In a season that saw Richardson spend most of the year sidelined by injury, Doug Baldwin, Jermaine Kearse and rookie Tyler Lockett established themselves as the team's clear top three receivers in both playing time and production, while Kevin Smith and Kasen Williams climbed from the practice squad to the active roster, and have continued to build on that progress in offseason workouts this year. Yet as those two continue to grow, and as Douglas McNeil III enjoyed a strong offseason as well, and with Kenny Lawler being added in the draft, people shouldn't also forget what a healthy Richardson can bring to the receiver competition when training camp opens.
The Seahawks made Richardson their first pick in the 2014 draft because they saw so much potential in his ability and speed, and Seahawks coach Pete Carroll said they recently timed Richardson as the fastest he has ever been since they acquired him. The type of speed Richardson possesses—he ran a 4.40-second 40-yard dash at the NFL Scouting Combine in 2014—is one of football's rarest and most sought-after traits, and because of that, it would be foolish to sleep on Richardson heading into 2016, even if he is coming off of a year lost to injury.
"Paul is off to a great start in camp, gosh he has done really well," Carroll said. "Obviously the hard work that he had, he had so much work on the sidelines last year. He is strong and really fast. We clocked him as fast as he has ever been for us in the OTAs, he is ready to compete and really help us."
Richardson was one of several offensive players who took part in the offseason workouts organized by Russell Wilson in Los Angeles during the spring, and both there and in OTAs and minicamp, he has shown his teammates and coaches that he is ready to be a factor in 2016.

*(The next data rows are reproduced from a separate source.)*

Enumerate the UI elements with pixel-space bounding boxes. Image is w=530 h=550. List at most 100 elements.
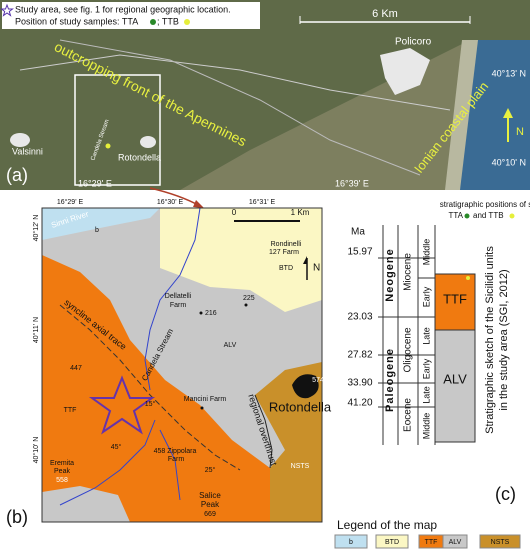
- lat-label: 40°10' N: [32, 437, 40, 464]
- subepoch-label: Middle: [421, 413, 431, 440]
- legend-text: Study area, see fig. 1 for regional geog…: [15, 4, 231, 14]
- samples-label: stratigraphic positions of samples:: [440, 200, 530, 209]
- epoch-label: Oligocene: [403, 327, 414, 372]
- epoch-label: Eocene: [403, 398, 414, 432]
- dip-label: 15°: [145, 400, 156, 408]
- age-label: 15.97: [347, 247, 372, 258]
- lat-label: 40°12' N: [32, 215, 40, 242]
- lon-label: 16°29' E: [78, 178, 112, 188]
- period-label: Neogene: [384, 248, 396, 301]
- subepoch-label: Late: [421, 327, 431, 345]
- unit-label: ALV: [224, 342, 237, 349]
- height-point: [199, 311, 203, 315]
- height-label: 574: [312, 377, 324, 384]
- height-point: [200, 406, 204, 410]
- rotondella-town: [140, 136, 156, 148]
- place-label: Dellatelli: [165, 293, 192, 300]
- unit-label: NSTS: [291, 463, 310, 470]
- ttb-dot: [184, 19, 190, 25]
- beach: [445, 40, 478, 190]
- lon-label: 16°30' E: [157, 198, 184, 206]
- epoch-label: Miocene: [403, 253, 414, 291]
- lon-label: 16°39' E: [335, 178, 369, 188]
- thrust-line: [254, 394, 273, 469]
- rotondella-town: [292, 374, 319, 399]
- nsts-area: [255, 362, 322, 522]
- road: [59, 39, 421, 176]
- panel-label: (c): [495, 484, 516, 504]
- height-label: 225: [243, 295, 255, 302]
- star-icon: [0, 3, 14, 17]
- unit-label: b: [95, 227, 99, 234]
- sample-position: [466, 276, 470, 280]
- legend-item: b: [349, 539, 353, 546]
- subepoch-label: Middle: [421, 239, 431, 266]
- place-label: Farm: [168, 456, 185, 463]
- tta-dot: [464, 213, 470, 219]
- caption: Stratigraphic sketch of the Sicilidi uni…: [484, 246, 496, 434]
- north-label: N: [313, 263, 320, 274]
- scale-label: 6 Km: [372, 8, 398, 20]
- syncline-trace: [59, 304, 241, 471]
- age-label: 23.03: [347, 312, 372, 323]
- dip-label: 25°: [205, 466, 216, 474]
- height-label: 558: [56, 477, 68, 484]
- age-label: 27.82: [347, 350, 372, 361]
- unit-label: TTF: [443, 291, 467, 306]
- height-label: 216: [205, 310, 217, 317]
- place-label: Farm: [170, 302, 187, 309]
- policoro-town: [380, 48, 430, 95]
- age-label: 41.20: [347, 398, 372, 409]
- place-label: Peak: [54, 468, 70, 475]
- valsinni-town: [10, 133, 30, 147]
- place-label: Rotondella: [118, 152, 161, 162]
- place-label: Valsinni: [12, 146, 43, 156]
- legend-box: [2, 2, 260, 29]
- lon-label: 16°31' E: [249, 198, 276, 206]
- scale-label: 1 Km: [291, 208, 310, 217]
- map-frame: [41, 207, 323, 523]
- ttb-dot: [509, 213, 515, 219]
- sea: [455, 40, 530, 190]
- height-label: 447: [70, 365, 82, 372]
- legend-text: Position of study samples: TTA: [15, 16, 138, 26]
- panel-b: 16°29' E 16°30' E 16°31' E 40°12' N 40°1…: [6, 198, 332, 527]
- alv-unit: [434, 329, 476, 443]
- ma-label: Ma: [351, 227, 365, 238]
- subepoch-label: Early: [421, 358, 431, 379]
- samples-label: and TTB: [473, 211, 504, 220]
- panel-label: (b): [6, 507, 28, 527]
- panel-label: (a): [6, 165, 28, 185]
- north-arrow-head: [503, 108, 513, 118]
- subepoch-label: Early: [421, 286, 431, 307]
- lon-label: 16°29' E: [57, 198, 84, 206]
- caption: in the study area (SGI, 2012): [498, 269, 510, 410]
- dip-label: 45°: [111, 443, 122, 451]
- north-label: N: [516, 126, 524, 138]
- panel-a: Study area, see fig. 1 for regional geog…: [0, 0, 530, 190]
- stream: [59, 419, 156, 506]
- legend-item: NSTS: [491, 539, 510, 546]
- stream: [144, 207, 201, 391]
- ttf-area: [42, 255, 270, 522]
- height-label: 669: [204, 511, 216, 518]
- legend-swatch: [442, 534, 468, 549]
- lat-label: 40°11' N: [32, 317, 40, 343]
- place-label: Policoro: [395, 37, 432, 48]
- unit-label: TTF: [64, 407, 77, 414]
- place-label: Salice: [199, 491, 221, 500]
- period-label: Paleogene: [384, 348, 396, 412]
- place-label: Rondinelli: [271, 241, 302, 248]
- connector-arrow-head: [193, 200, 204, 208]
- legend-item: BTD: [385, 539, 399, 546]
- unit-label: ALV: [443, 371, 467, 386]
- btd-area: [160, 208, 322, 312]
- legend-text: ; TTB: [157, 16, 179, 26]
- legend-item: ALV: [449, 539, 462, 546]
- place-label: 127 Farm: [269, 249, 299, 256]
- place-label: Rotondella: [269, 399, 332, 414]
- map-legend: Legend of the map b BTD TTF ALV NSTS: [334, 518, 521, 549]
- legend-item: TTF: [425, 539, 438, 546]
- place-label: Peak: [201, 500, 220, 509]
- legend-swatch: [375, 534, 409, 549]
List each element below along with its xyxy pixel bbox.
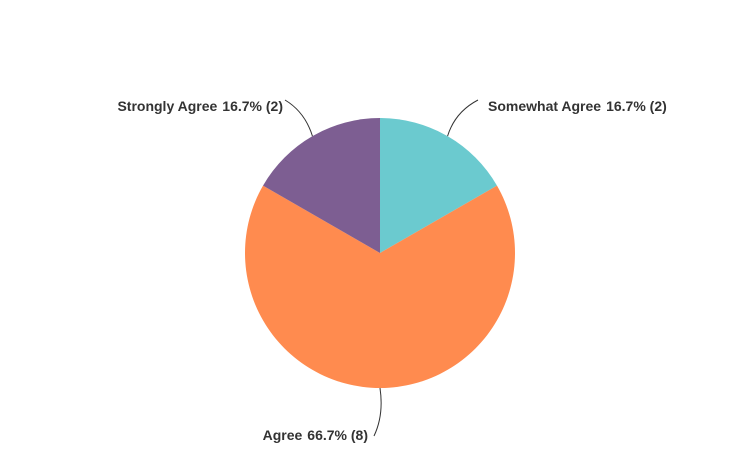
leader-line xyxy=(447,99,479,137)
leader-line xyxy=(284,99,313,137)
pie-slice xyxy=(380,118,497,253)
category-label: Somewhat Agree xyxy=(488,98,601,114)
slice-label: Strongly Agree 16.7% (2) xyxy=(117,98,283,114)
leader-line xyxy=(373,387,382,437)
value-label: 16.7% (2) xyxy=(606,98,667,114)
slice-label: Somewhat Agree 16.7% (2) xyxy=(488,98,667,114)
value-label: 16.7% (2) xyxy=(222,98,283,114)
pie-slice xyxy=(263,118,380,253)
slice-label: Agree 66.7% (8) xyxy=(263,427,368,443)
category-label: Agree xyxy=(263,427,303,443)
category-label: Strongly Agree xyxy=(117,98,217,114)
pie-slice xyxy=(244,185,515,389)
value-label: 66.7% (8) xyxy=(307,427,368,443)
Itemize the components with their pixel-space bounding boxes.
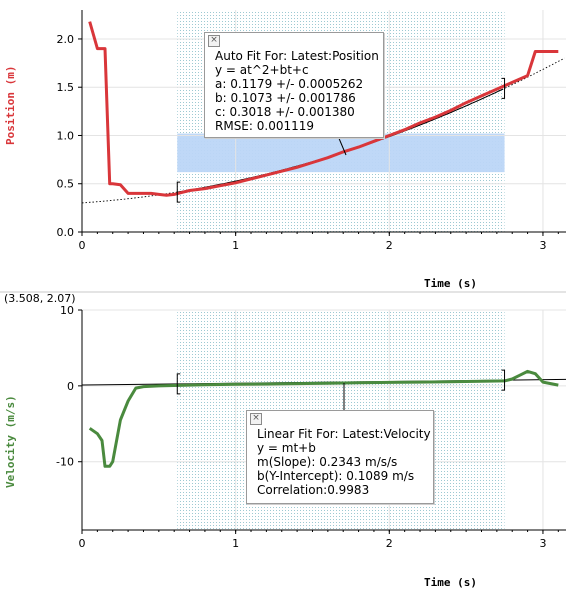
selection-bracket[interactable] (501, 77, 506, 99)
position-x-axis-title: Time (s) (424, 277, 477, 290)
close-icon[interactable]: × (250, 413, 262, 425)
fit-equation: y = at^2+bt+c (215, 63, 309, 77)
coordinate-readout: (3.508, 2.07) (4, 292, 76, 305)
fit-title: Linear Fit For: Latest:Velocity (257, 427, 431, 441)
fit-correlation: Correlation:0.9983 (257, 483, 370, 497)
velocity-y-axis-title: Velocity (m/s) (4, 395, 17, 488)
fit-rmse: RMSE: 0.001119 (215, 119, 315, 133)
y-tick-label: 2.0 (57, 33, 75, 46)
close-icon[interactable]: × (208, 35, 220, 47)
x-tick-label: 1 (232, 537, 239, 550)
y-tick-label: 10 (60, 304, 74, 317)
x-tick-label: 2 (386, 239, 393, 252)
fit-param-b: b: 0.1073 +/- 0.001786 (215, 91, 356, 105)
x-tick-label: 1 (232, 239, 239, 252)
fit-param-a: a: 0.1179 +/- 0.0005262 (215, 77, 364, 91)
y-tick-label: 1.5 (57, 81, 75, 94)
fit-intercept: b(Y-Intercept): 0.1089 m/s (257, 469, 415, 483)
position-y-axis-title: Position (m) (4, 66, 17, 145)
velocity-series-line[interactable] (88, 369, 559, 468)
velocity-fit-box[interactable]: × Linear Fit For: Latest:Velocity y = mt… (246, 410, 434, 504)
y-tick-label: 0 (67, 380, 74, 393)
x-tick-label: 0 (79, 239, 86, 252)
y-tick-label: 1.0 (57, 129, 75, 142)
x-tick-label: 2 (386, 537, 393, 550)
fit-param-c: c: 0.3018 +/- 0.001380 (215, 105, 355, 119)
position-fit-leader-line (337, 135, 347, 156)
y-tick-label: -10 (56, 456, 74, 469)
selection-bracket[interactable] (176, 373, 181, 395)
fit-slope: m(Slope): 0.2343 m/s/s (257, 455, 398, 469)
selection-bracket[interactable] (501, 369, 506, 391)
velocity-x-axis-title: Time (s) (424, 576, 477, 589)
x-tick-label: 0 (79, 537, 86, 550)
x-tick-label: 3 (539, 537, 546, 550)
position-fit-box[interactable]: × Auto Fit For: Latest:Position y = at^2… (204, 32, 384, 138)
y-tick-label: 0.0 (57, 226, 75, 239)
position-series-line[interactable] (88, 21, 559, 197)
selection-bracket[interactable] (176, 181, 181, 203)
x-tick-label: 3 (539, 239, 546, 252)
fit-equation: y = mt+b (257, 441, 316, 455)
fit-title: Auto Fit For: Latest:Position (215, 49, 379, 63)
y-tick-label: 0.5 (57, 178, 75, 191)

"We all know he has elite speed, so he can be that big-play factor for us stretching the field, but he's also got pretty good route-running skills as well," Baldwin said. "That's a combination that suits receivers really well—having that top-end speed, being able to scare defensive backs out of their back pedal, but then also being able to break on a dime and come out of his cuts. He has been working really hard on that and staying healthy, and he's another guy I'm excited about seeing what he can do for us."
Richardson knows that having a breakout season has to start with staying healthy. For all the work he did to get back from the knee injury, Richardson says he could have done more to help his flexibility to perhaps avoid a second injury. It's why stretching and core conditioning are among his offseason focuses this year, as is listening to what his body is telling him.
"I've just got to be smart," Richardson said. "If I feel something, don't ignore it. Before anything happens, be on top of it… More stretching, more body and core conditioning."
Looking back on 2015, Richardson calls the season, "Pretty deflating. My attitude, my spirits were down, I had to find a way to pick back up to be able to come back for this offseason. That's what I did, and I'm pretty proud of how things have gone since then."
And having come back strong this offseason, Richardson is confident he can help Seattle's offense going forward.
"Just adding more versatility to our offense and our special teams with my speed," he said. "I'm fast, man. They've been using that every way they can and it's been working out.
"I'm very excited… I just think I can come in with more speed, stretching the field, and guys will be open underneath. Then when they start paying attention to that, we'll get them downfield as well, so I think I'll just add to what we're doing.